Turn left and walk east along Bolshoy Mogiltsovsky pereulok. At No 2/2 you'll find the run-down 18th-century Church of Assumption in Mogiltsy. According to Leo Tolstoy, this is the church Natasha Rostova attended. Walk around the church in a counterclockwise direction till you reach Prechistenky pereulok. Turn right and proceed westward along the lane.
In 1930-32, the Moscow writer Ostrovsky lived in No 12, where he wrote How the Steel was Tempered . No 8, now housing the Moroccan Embassy, was built by the architect Valcott, who also designed Hotel Metropol. The affluent mansion at No 6/1 is the Austrian Embassy. As the lane slightly bends south, proceed along it till you reach the crossroads. Now you are at your ultimate destination, Prechistenka ulitsa, connecting the Boulevard and Garden Rings.
Turn southwest on Prechistenka ulitsa. On the west side at No 11 the former Lopukhin mansion now houses the Tolstoy Museum. A member of the Fabergé family lived in one of the luxurious apartments at No 13. In 1917, he fled Russia in a hurry, leaving all his belongings behind, including a cache of silver found during repairs in the late 1970s.
Opulent No 20 once belonged to the 1812 Napoleon war hero General Yermolov. Later, the millionaire Ushkov rebuilt it according to the tastes of his wife, the finicky prima ballerina Alexandra Balashovaya. No 22 dates back to the 18th century, but is best known as the first Moscow fire station, which was founded here in 1835.

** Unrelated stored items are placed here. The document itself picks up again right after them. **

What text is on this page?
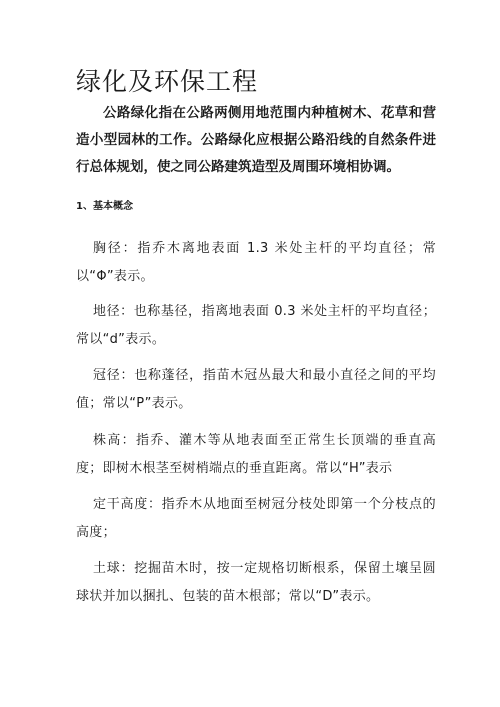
绿化及环保工程
公路绿化指在公路两侧用地范围内种植树木、花草和营造小型园林的工作。公路绿化应根据公路沿线的自然条件进行总体规划，使之同公路建筑造型及周围环境相协调。
1、基本概念
胸径：指乔木离地表面 1.3 米处主杆的平均直径；常以“Φ”表示。
地径：也称基径，指离地表面 0.3 米处主杆的平均直径；常以“d”表示。
冠径：也称蓬径，指苗木冠丛最大和最小直径之间的平均值；常以“P”表示。
株高：指乔、灌木等从地表面至正常生长顶端的垂直高度；即树木根茎至树梢端点的垂直距离。常以“H”表示
定干高度：指乔木从地面至树冠分枝处即第一个分枝点的高度；
土球：挖掘苗木时，按一定规格切断根系，保留土壤呈圆球状并加以捆扎、包装的苗木根部；常以“D”表示。
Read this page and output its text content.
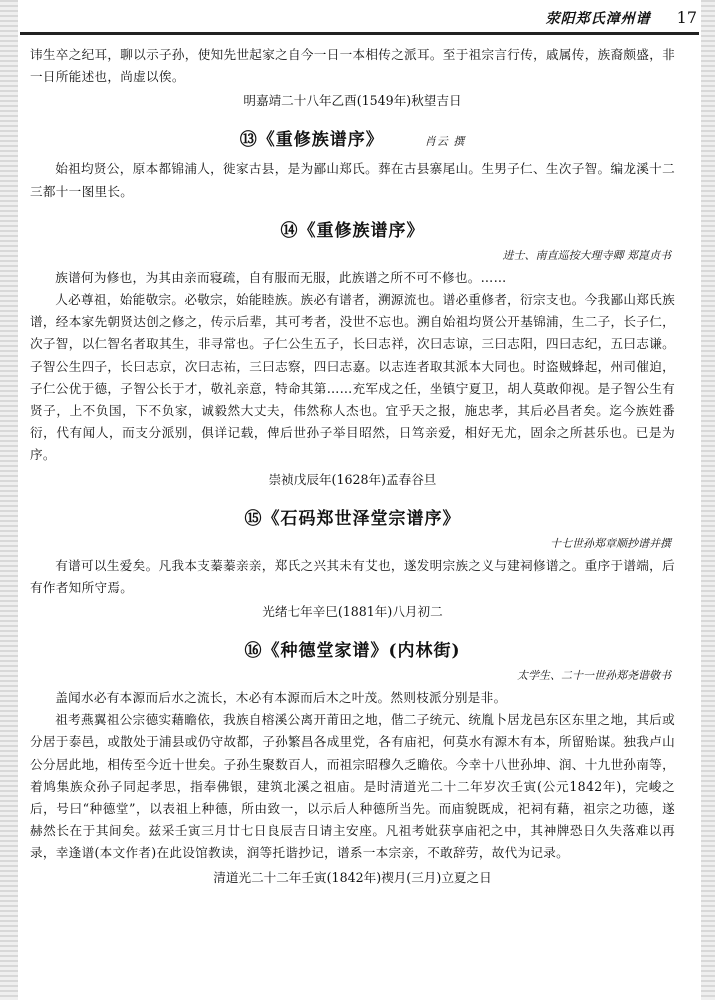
荥阳郑氏漳州谱 17

讳生卒之纪耳，聊以示子孙，使知先世起家之自今一日一本相传之派耳。至于祖宗言行传，戚属传，族裔颇盛，非一日所能述也，尚虚以俟。

明嘉靖二十八年乙酉(1549年)秋望吉日
⑬《重修族谱序》	肖云 撰

始祖均贤公，原本都锦浦人，徙家古县，是为鄙山郑氏。葬在古县寨尾山。生男子仁、生次子智。编龙溪十二三都十一图里长。

⑭《重修族谱序》
进士、南直巡按大理寺卿 郑崑贞书

族谱何为修也，为其由亲而寝疏，自有服而无服，此族谱之所不可不修也。……

人必尊祖，始能敬宗。必敬宗，始能睦族。族必有谱者，溯源流也。谱必重修者，衍宗支也。今我鄙山郑氏族谱，经本家先朝贤达创之修之，传示后辈，其可考者，没世不忘也。溯自始祖均贤公开基锦浦，生二子，长子仁，次子智，以仁智名者取其生，非寻常也。子仁公生五子，长曰志祥，次曰志谅，三曰志阳，四曰志纪，五曰志谦。子智公生四子，长曰志京，次曰志祐，三曰志察，四曰志嘉。以志连者取其派本大同也。时盗贼蜂起，州司催迫，子仁公优于德，子智公长于才，敬礼亲意，特命其第……充军戍之任，坐镇宁夏卫，胡人莫敢仰视。是子智公生有贤子，上不负国，下不负家，诚毅然大丈夫，伟然称人杰也。宜乎天之报，施忠孝，其后必昌者矣。迄今族姓番衍，代有闻人，而支分派别，俱详记载，俾后世孙子举目昭然，日笃亲爱，相好无尤，固余之所甚乐也。已是为序。

崇祯戊辰年(1628年)孟春谷旦
⑮《石码郑世泽堂宗谱序》
十七世孙郑章顺抄谱并撰

有谱可以生爱矣。凡我本支蓁蓁亲亲，郑氏之兴其未有艾也，遂发明宗族之义与建祠修谱之。重序于谱端，后有作者知所守焉。

光绪七年辛巳(1881年)八月初二
⑯《种德堂家谱》(内林街)
太学生、二十一世孙郑尧谐敬书

盖闻水必有本源而后水之流长，木必有本源而后木之叶茂。然则枝派分别是非。

祖考燕翼祖公宗德实藉瞻依，我族自榕溪公离开莆田之地，偕二子统元、统胤卜居龙邑东区东里之地，其后或分居于泰邑，或散处于浦县或仍守故都，子孙繁昌各成里党，各有庙祀，何莫水有源木有本，所留贻谋。独我卢山公分居此地，相传至今近十世矣。子孙生聚数百人，而祖宗昭穆久乏瞻依。今幸十八世孙坤、润、十九世孙南等，着鸠集族众孙子同起孝思，指奉佛银，建筑北溪之祖庙。是时清道光二十二年岁次壬寅(公元1842年)，完峻之后，号曰“种德堂”，以表祖上种德，所由致一，以示后人种德所当先。而庙貌既成，祀祠有藉，祖宗之功德，遂赫然长在于其间矣。兹采壬寅三月廿七日良辰吉日请主安座。凡祖考妣获享庙祀之中，其神牌恐日久失落难以再录，幸逢谱(本文作者)在此设馆教读，润等托谐抄记，谱系一本宗亲，不敢辞劳，故代为记录。

清道光二十二年壬寅(1842年)禊月(三月)立夏之日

No 17, on the east side, once belonged to Denis Davydov, another Napoleonic hero. No 19, the home of the Tsereteli Gallery, is a masterpiece by Lev Kekushev. The last owner (before the revolution) of the red, neo-Russian building next door at No 21 was the industrialist Morozov; it now houses the Russian Academy of Arts. This great lover of impressionist art rebuilt this mansion to house his famous art collection. The collection now belongs to the Academy, as does this building.
The luxurious, early-20th-century dokhodny dom at No 28, again by Kekushev, is generously decorated. The building at No 32 used to house the famed private men's school Polivanov. Further south is the noisy Garden Ring, from where Park Kultury metro is a short walk east.
The best days in Moscow start off at Coffee Bean with the Moscow Times . After a leisurely latte, I hop on the metro: I'm off to do some shopping amid the sounds and scents of Dorogomilovsky Market. I buy some fresh fruit and hot pirozhki (pastries) and stash them in my backpack. From Kiev Station, I ride the riverboat along the Moscow River, past the golden domes of Novodevichy Convent and the Stalinist skyscraper at Sparrow Hills, getting off at Gorky Park. Here, among babushkas pushing strollers and lovers kissing on park benches, I find a quiet corner to enjoy my picnic. After lunch, I spend a few hours exploring the art galleries and trolling for treasures in the Central House of Artists. Afterwards, I don't miss the opportunity to stroll around the Sculpture Park, where Lenin and Stalin and Sverdlov have been laid to rest among flower-filled gardens and other whimsical statues. As the sun sets, I walk across Krymsky val and up ulitsa Ostozhenka. For dinner, I have my heart set on the rich, spicy flavours of Georgian food, and that means Tiflis. I sit out on the restaurant's terrace, sipping wine from the house vineyard, and drink a toast to a delightful day in Moscow.